Ao contrário da maioria dos diretores de novela, Reynaldo Boury quer
distância da muvuca dos estúdios. Com sucessos como “Sinhá Moça” (1986),
“Selva de Pedra” (1972) e “Tieta” no currículo, ele coordena as
gravações de “Carrossel”, no ar há duas semanas, de uma TV de plasma
instalada em sua sala no SBT — dois outros diretores ficam no estúdio.
“Aos 80 anos, não tenho mais saúde para aguentar tanta criança”,
justifica. A bagunça, de fato, é grande. No intervalo das cenas, os
dezessete atores mirins, com idade entre 8 e 12 anos, brincam de
pega-pega pelos cenários e gritam sem parar. Mas basta Boury ver uma
cena da qual não gosta para baixar pessoalmente por ali. “Ele parece
bravo, mas explica o que quer de cada um”, diz a tagarela Maísa Silva,
10 anos, que estreia como atriz na pele de Valéria.
O jeitão
detalhista vem dos tempos da extinta TV Excelsior, em que esteve por
trás das câmeras de “Redenção”, o folhetim brasileiro mais longo da
história, com 596 intermináveis capítulos, e foi acentuado quando
implantou o “Sítio do Picapau Amarelo”, em 1977, na Globo. “Como
filmávamos muito em áreas externas, aprendi a planejar bem os roteiros
para otimizar o tempo e a ter sempre um plano B para qualquer
eventualidade climática”, lembra.
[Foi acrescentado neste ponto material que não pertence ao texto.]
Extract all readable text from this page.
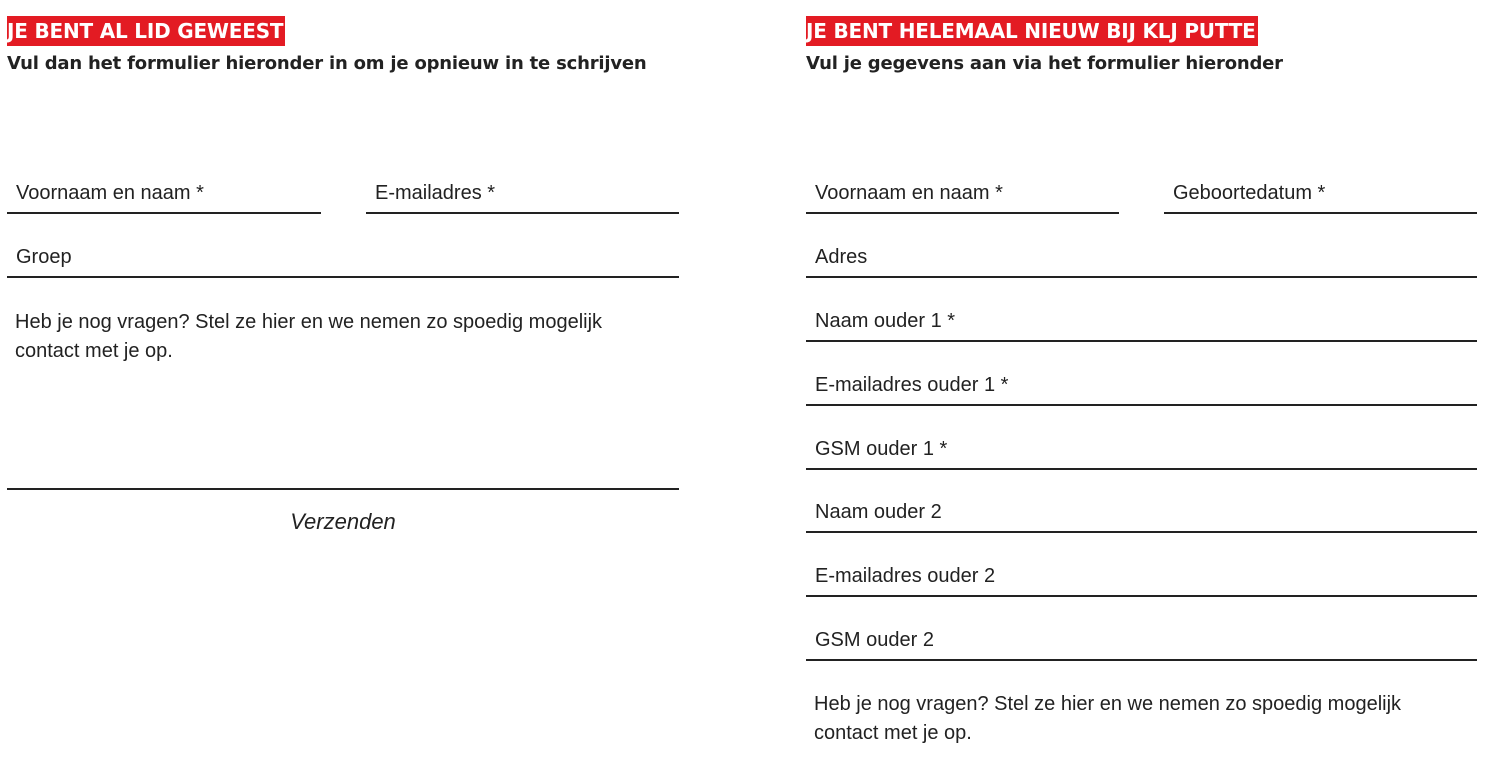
JE BENT AL LID GEWEEST
Vul dan het formulier hieronder in om je opnieuw in te schrijven
Voornaam en naam *
E-mailadres *
Groep
Heb je nog vragen? Stel ze hier en we nemen zo spoedig mogelijk contact met je op.
Verzenden
JE BENT HELEMAAL NIEUW BIJ KLJ PUTTE
Vul je gegevens aan via het formulier hieronder
Voornaam en naam *
Geboortedatum *
Adres
Naam ouder 1 *
E-mailadres ouder 1 *
GSM ouder 1 *
Naam ouder 2
E-mailadres ouder 2
GSM ouder 2
Heb je nog vragen? Stel ze hier en we nemen zo spoedig mogelijk contact met je op.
No remake de Irmãos Coragem, em 1995,
testou os limites de sua serenidade, com atores que lhe davam dores de
cabeça piores do que os agitadinhos do SBT. “Assumi a novela após o
diretor Luiz Fernando Carvalho ser afastado e fui maltratado pelo
elenco, que não seguia minhas ordens”, recorda. “Com Carvalho, eles se
sentiam fazendo uma obra de arte. Quando cheguei, todos me questionavam o
tempo inteiro.”
Sua experiência de décadas tem sido fundamental
para comandar “Carrossel”. A rotina de gravações é apertada, já que os
intérpretes dos alunos, por questões legais, só podem trabalhar seis
horas por dia. Mas o resultado tornou-se o maior sucesso da história
recente do SBT — média de 12 pontos de audiência, com picos de 17.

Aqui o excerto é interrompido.